A drive-by water pistol shooting by the Beastie Boys on skateboards added to the surreal mayhem, Mark tapping away on a dated old Casio making one hell of a strange noise. Charles Street will never be dull again.
After some downstairs gawking and air, Planet’s dance party was in full, furious swing. Blending all schools of hip hop, mixing it with B-Boys, Eric B and Rakim staples, the crowd grinned and bounced to the cosiest, lovin’ atmosphere I’ve ever seen under such circumstances.
Which brings me to the crowd. From metal heads to indie girls, dance bunnies to moustachioed jazz freaks, the uptempo bass-driven jive propelled legs upwards and outwards, fuelled by the multi-schooled beats from hip-hop’s past, present and future. On stage, the wheels were watched from the shadows by local DJs as Charlie, Shadow and Lavelle rifled through crates of vinyl for that subtle sample or drum loop.

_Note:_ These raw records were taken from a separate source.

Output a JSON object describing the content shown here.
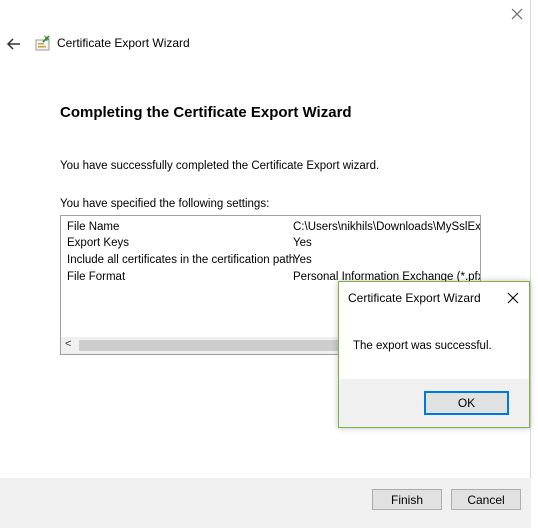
{
  "wizard": {
    "title": "Certificate Export Wizard",
    "heading": "Completing the Certificate Export Wizard",
    "success_text": "You have successfully completed the Certificate Export wizard.",
    "specified_text": "You have specified the following settings:",
    "settings": [
      {
        "label": "File Name",
        "value": "C:\\Users\\nikhils\\Downloads\\MySslExpo"
      },
      {
        "label": "Export Keys",
        "value": "Yes"
      },
      {
        "label": "Include all certificates in the certification path",
        "value": "Yes"
      },
      {
        "label": "File Format",
        "value": "Personal Information Exchange (*.pfx)"
      }
    ],
    "scroll_left_glyph": "<",
    "buttons": {
      "finish": "Finish",
      "cancel": "Cancel"
    }
  },
  "dialog": {
    "title": "Certificate Export Wizard",
    "message": "The export was successful.",
    "ok_label": "OK"
  },
  "icons": {
    "close": "close-icon",
    "back": "back-arrow-icon",
    "wizard": "certificate-wizard-icon"
  },
  "colors": {
    "accent": "#0078d7",
    "dialog_border": "#7eb14c",
    "footer_bg": "#f0f0f0"
  }
}
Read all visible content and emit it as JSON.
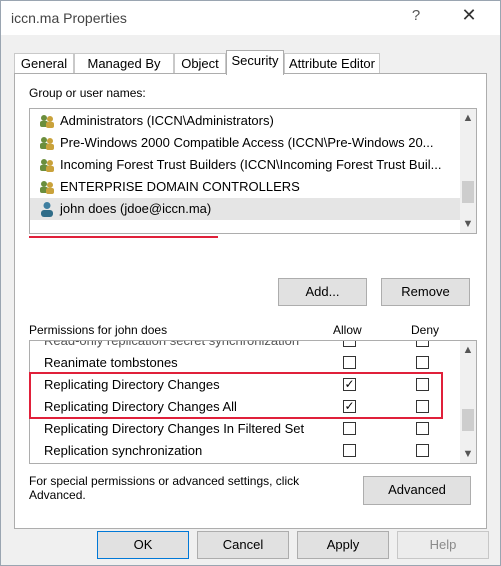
{
  "window": {
    "title": "iccn.ma Properties",
    "help_glyph": "?",
    "close_glyph": "✕"
  },
  "tabs": [
    {
      "label": "General",
      "active": false
    },
    {
      "label": "Managed By",
      "active": false
    },
    {
      "label": "Object",
      "active": false
    },
    {
      "label": "Security",
      "active": true
    },
    {
      "label": "Attribute Editor",
      "active": false
    }
  ],
  "security": {
    "group_label": "Group or user names:",
    "principals": [
      {
        "name": "Administrators (ICCN\\Administrators)",
        "icon": "group-icon",
        "selected": false
      },
      {
        "name": "Pre-Windows 2000 Compatible Access (ICCN\\Pre-Windows 20...",
        "icon": "group-icon",
        "selected": false
      },
      {
        "name": "Incoming Forest Trust Builders (ICCN\\Incoming Forest Trust Buil...",
        "icon": "group-icon",
        "selected": false
      },
      {
        "name": "ENTERPRISE DOMAIN CONTROLLERS",
        "icon": "group-icon",
        "selected": false
      },
      {
        "name": "john does (jdoe@iccn.ma)",
        "icon": "user-icon",
        "selected": true
      }
    ],
    "add_label": "Add...",
    "remove_label": "Remove",
    "permissions_label": "Permissions for john does",
    "allow_header": "Allow",
    "deny_header": "Deny",
    "partial_row": "Read-only replication secret synchronization",
    "permissions": [
      {
        "name": "Reanimate tombstones",
        "allow": false,
        "deny": false
      },
      {
        "name": "Replicating Directory Changes",
        "allow": true,
        "deny": false
      },
      {
        "name": "Replicating Directory Changes All",
        "allow": true,
        "deny": false
      },
      {
        "name": "Replicating Directory Changes In Filtered Set",
        "allow": false,
        "deny": false
      },
      {
        "name": "Replication synchronization",
        "allow": false,
        "deny": false
      }
    ],
    "advanced_hint": "For special permissions or advanced settings, click Advanced.",
    "advanced_label": "Advanced"
  },
  "footer": {
    "ok_label": "OK",
    "cancel_label": "Cancel",
    "apply_label": "Apply",
    "help_label": "Help"
  },
  "colors": {
    "highlight_red": "#e0203a",
    "dialog_bg": "#f0f0f0"
  }
}
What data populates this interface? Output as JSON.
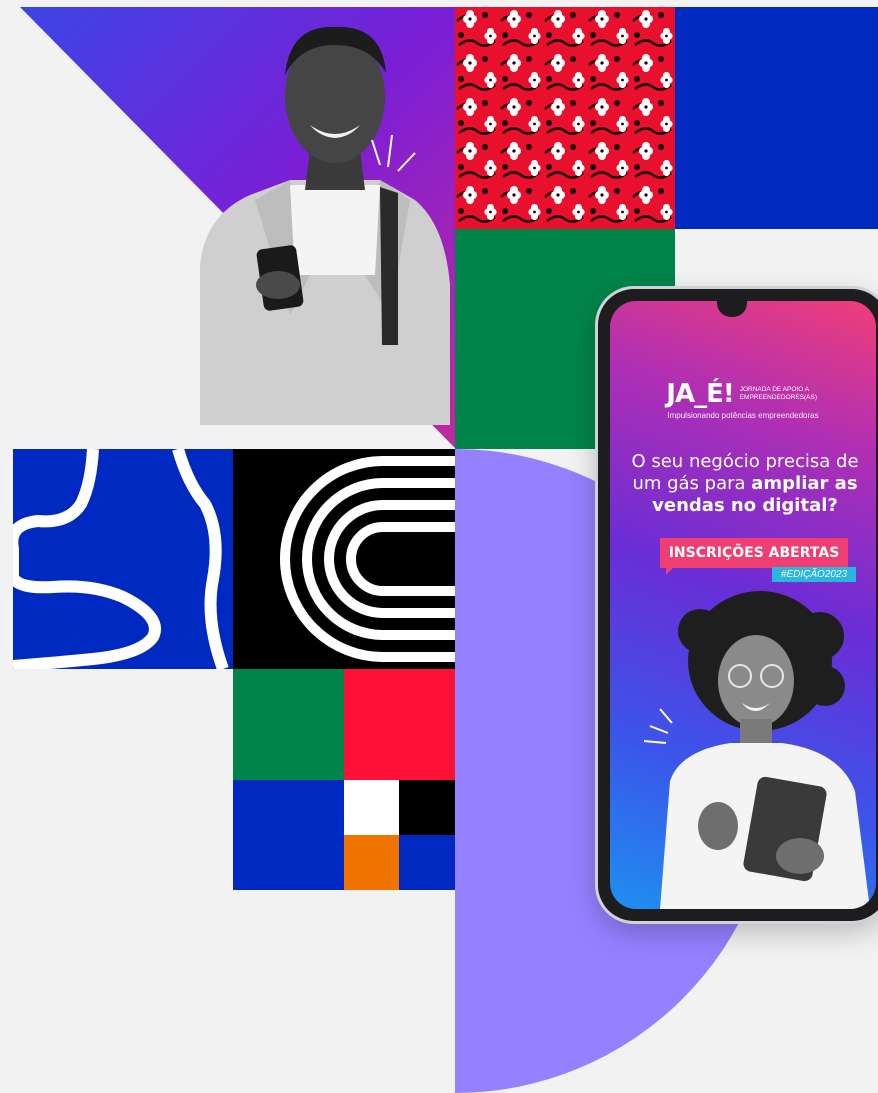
{
  "phone_screen": {
    "logo_text": "JA_É!",
    "logo_subtitle": "JORNADA DE APOIO A EMPREENDEDORES(AS)",
    "tagline": "Impulsionando potências empreendedoras",
    "headline_plain_1": "O seu negócio precisa de",
    "headline_plain_2": "um gás para ",
    "headline_bold_1": "ampliar as",
    "headline_bold_2": "vendas no digital?",
    "badge": "INSCRIÇÕES ABERTAS",
    "edition": "#EDIÇÃO2023"
  },
  "colors": {
    "background": "#f2f2f2",
    "royal_blue": "#0029c2",
    "green": "#00844a",
    "red": "#ff1036",
    "orange": "#f27400",
    "lavender": "#9580ff",
    "purple": "#6a2dd6",
    "pink": "#ef3e78",
    "black": "#000000",
    "white": "#ffffff"
  }
}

Then up strolled Money Mark from the dance floor, his aforementioned sound machine bleeping out its cheap, silly beats and a mic halfway in his mouth.
I think most people would say that they didn’t enjoy Mark but I reckon they just missed the gag. “Y’see, I just picked up my bedroom and brought it here”, said Mark of the stage accessories – Buddha statues, lava lamps, a drum kit and countless wires and gizmos. “I don’t even have a bed”, he said climbing on to one of his keyboards.
“I get up in the mornin’, have a cappuccino and then my friends come over for a jam”, he added as a Beastie Boy walked up and started drumming. Mixing 2-3 minute bursts of simple impromptu jazz ditties with his theatrical displays of $4 musical trinkets he makes at home, Mark went through a day in the life of a slacker music man, little stories punctuated with songs like Cry (which he also did with the Beasties at Summersault) and Sometimes You Gotta Make It Alone.
However, the majority of the crowd suddenly and embarrassingly got really shirty about the lack of dance beats and put a chill in the room, their minute attention spans and disregard for alternative performance being a definite blight on the proceedings. Mark’s cabaret muse and theatrics were certainly flippant, but they were equally jolly, funny and reminded the people who paid attention that homegrown music can be part of everything and everyone.
Anyway, Mark left the stage to be filled with the DJ aura once more. People danced as the beats moved towards jungle, Kim Deal played pool and Dave Grohl bumped my elbow. Ahh, I’m still wearing those same socks.